La sensación de éxito contrasta con la incertidumbre que marcó los días previos. En los días anteriores al Domingo de Ramos, tanto el Ayuntamiento como la Diputación de Córdoba alertaron del impacto que podía tener el corte de la conexión de AVE con Málaga en plena campaña turística. El propio Consistorio llegó a calificar la situación como “un duro golpe” para la ciudad y el sector turístico, reclamando soluciones urgentes ante lo que consideraban un perjuicio directo en fechas clave. En esa misma línea también respondieron los hosteleros de Córdoba, que avisaron de la “pérdida de trabajo de muchos años” debido a estos problemas ferroviarios.

Sin embargo, la percepción que se ha vivido en la calle ha sido otra, por lo que habrá que esperar el balance que realizan tanto las instituciones públicas como los hoteleros y los hosteleros. Este domingo, una vez que la Hermandad del Resucitado pasó por la carrera oficial, el delegado de Fiestas y Tradiciones del Ayuntamiento -Julián Urbano- ofreció un balance muy suscinto. Para el edil, el resumen de esta Semana Santa es “muy positivo” y ha agradecido el trabajo “de todas Fuerzas y Cuerpos que han participado en su organización”, así como “la madurez de las distintas hermandades y cofradías”, y “el comportamieto que han tenido todas las personas que han venido”.

Paraguas en la procesión del Cristo del Amor, en 2024

La lluvia, una amenaza constante en los últimos 20 años

En este contexto, resulta especialmente revelador echar la vista atrás. Gracias al trabajo realizado por El Relicario Cofrade, podemos recordar cómo ha sido la Semana Santa de los últimos 20 años en Córdoba; dos décadas en las que la lluvia ha sido una constante amenaza para esta celebración.

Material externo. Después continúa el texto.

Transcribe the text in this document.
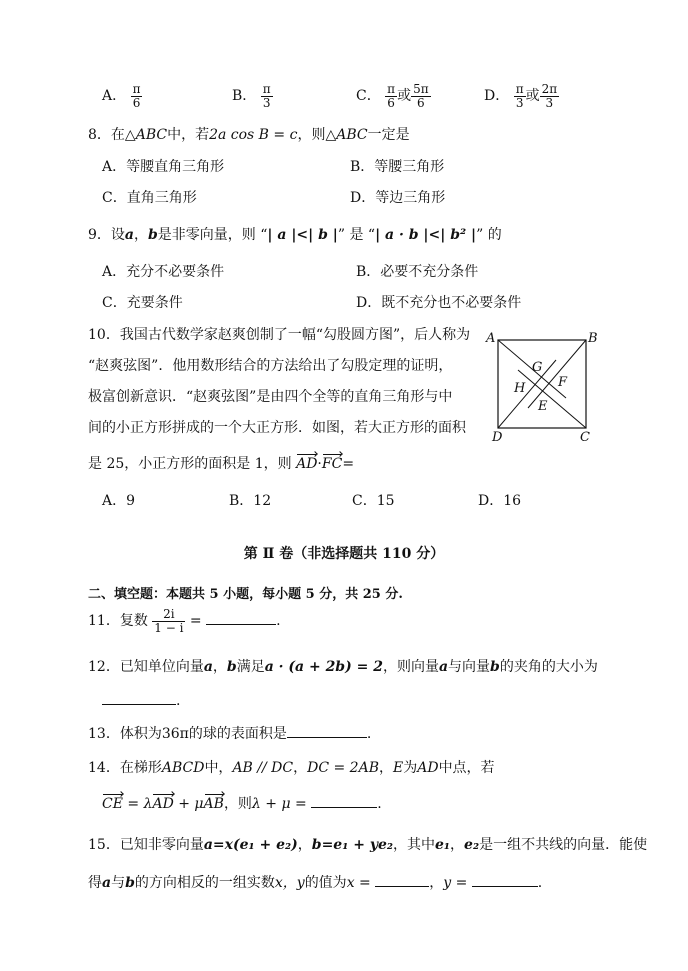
A． $\frac{\pi}{6}$	B． $\frac{\pi}{3}$	C． $\frac{\pi}{6}$ 或 $\frac{5\pi}{6}$	D． $\frac{\pi}{3}$ 或 $\frac{2\pi}{3}$
8．在△ABC中，若2a cos B = c，则△ABC一定是
A．等腰直角三角形	B．等腰三角形
C．直角三角形	D．等边三角形
9．设a，b是非零向量，则 “| a |<| b |” 是 “| a · b |<| b² |” 的
A．充分不必要条件	B．必要不充分条件
C．充要条件	D．既不充分也不必要条件
10．我国古代数学家赵爽创制了一幅“勾股圆方图”，后人称为
“赵爽弦图”．他用数形结合的方法给出了勾股定理的证明，
极富创新意识．“赵爽弦图”是由四个全等的直角三角形与中
间的小正方形拼成的一个大正方形．如图，若大正方形的面积
是 25，小正方形的面积是 1，则 AD·FC=
A．9	B．12	C．15	D．16
A	B
C
D
E
F
G
H
第 Ⅱ 卷（非选择题共 110 分）
二、填空题：本题共 5 小题，每小题 5 分，共 25 分.
11．复数 $\frac{2i}{1 - i}$ =	.
12．已知单位向量a，b满足a · (a + 2b) = 2，则向量a与向量b的夹角的大小为
.
13．体积为36π的球的表面积是	.
14．在梯形ABCD中，AB // DC，DC = 2AB，E为AD中点，若
CE = λAD + μAB，则λ + μ =	.
15．已知非零向量a=x(e₁ + e₂)，b=e₁ + ye₂，其中e₁，e₂是一组不共线的向量．能使
得a与b的方向相反的一组实数x，y的值为x =	，y =	.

De 2006 a 2025, son numerosos los ejercicios -14 de 20- en los que varias hermandades se vieron obligadas a suspender su salida, modificar recorridos o, incluso, refugiarse a mitad de estación de penitencia debido a la lluvia. Hay años marcados por jornadas completas sin procesiones y otros en los que solo una parte de las cofradías pudo completar su itinerario. Especialmente en la última década, la irregularidad meteorológica ha sido evidente: semanas rotas por la lluvia, tardes enteras pendientes del radar y decisiones tomadas a última hora en los templos forman parte de la memoria reciente. Frente a ese escenario, los años completamente “limpios” han sido escasos y casi anecdóticos. Tan solo cuatro: 2009, 2015, 2017 y 2023.

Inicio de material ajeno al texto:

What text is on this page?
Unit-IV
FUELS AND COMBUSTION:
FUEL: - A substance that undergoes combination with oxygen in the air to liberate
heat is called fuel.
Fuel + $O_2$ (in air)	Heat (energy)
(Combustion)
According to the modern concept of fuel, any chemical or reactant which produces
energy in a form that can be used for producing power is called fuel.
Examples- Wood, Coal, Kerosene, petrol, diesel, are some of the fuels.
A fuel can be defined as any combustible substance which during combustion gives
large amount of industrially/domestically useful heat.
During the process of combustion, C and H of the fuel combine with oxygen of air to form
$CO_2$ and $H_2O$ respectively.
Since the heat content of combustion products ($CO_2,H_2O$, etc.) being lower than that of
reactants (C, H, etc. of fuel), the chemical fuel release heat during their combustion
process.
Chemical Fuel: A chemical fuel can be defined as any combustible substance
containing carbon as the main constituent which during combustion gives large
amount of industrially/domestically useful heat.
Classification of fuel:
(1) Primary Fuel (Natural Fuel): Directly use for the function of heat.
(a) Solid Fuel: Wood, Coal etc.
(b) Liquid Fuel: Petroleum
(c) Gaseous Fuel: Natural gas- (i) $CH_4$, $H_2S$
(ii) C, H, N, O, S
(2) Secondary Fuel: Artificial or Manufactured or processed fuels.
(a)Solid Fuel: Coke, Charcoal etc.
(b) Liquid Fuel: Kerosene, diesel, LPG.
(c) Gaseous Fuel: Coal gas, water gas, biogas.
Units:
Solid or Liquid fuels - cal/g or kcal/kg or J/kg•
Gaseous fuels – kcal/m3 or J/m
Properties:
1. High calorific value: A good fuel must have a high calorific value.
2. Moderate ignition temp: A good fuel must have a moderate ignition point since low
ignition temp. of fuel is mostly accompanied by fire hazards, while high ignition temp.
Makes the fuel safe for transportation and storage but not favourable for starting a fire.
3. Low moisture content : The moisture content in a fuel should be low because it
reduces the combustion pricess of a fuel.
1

Paraguas en San Nicolás un lunes santo

Sin embargo, el primer gran paréntesis llegó en 2020 y 2021, cuando la pandemia del covid obligó a suspender completamente las procesiones. Fueron dos años sin pasos en la calle, sin carrera oficial y con una ciudad privada de su principal celebración colectiva. A partir de ahí, la normalidad regresó, pero no la estabilidad. La climatología ha seguido condicionando de forma determinante el desarrollo de la Semana Santa. El ejemplo más claro es 2024, considerado la más lluviosa desde que hay datos.

Aquel año dejó una imagen inédita en la ciudad: de las 39 hermandades, solo nueve salieron a la calle, pero no todas completaron su estación de penitencia. Las que lo consiguieron fueron la Entrada Triunfal, el Císter, la Sentencia, el Vía Crucis, las Penas y la Expiración. El Domingo de Ramos, la Vera Cruz y el Amor tuvieron que refugiarse en la Mezquita Catedral, al igual que lo hizo la Agonía durante el Martes Santo.

Por eso, lo vivido este año adquiere un valor añadido. No solo por el impacto económico o turístico, sino por la imagen global: todas las cofradías en la calle, los días de sol y calor y una ciudad volcada.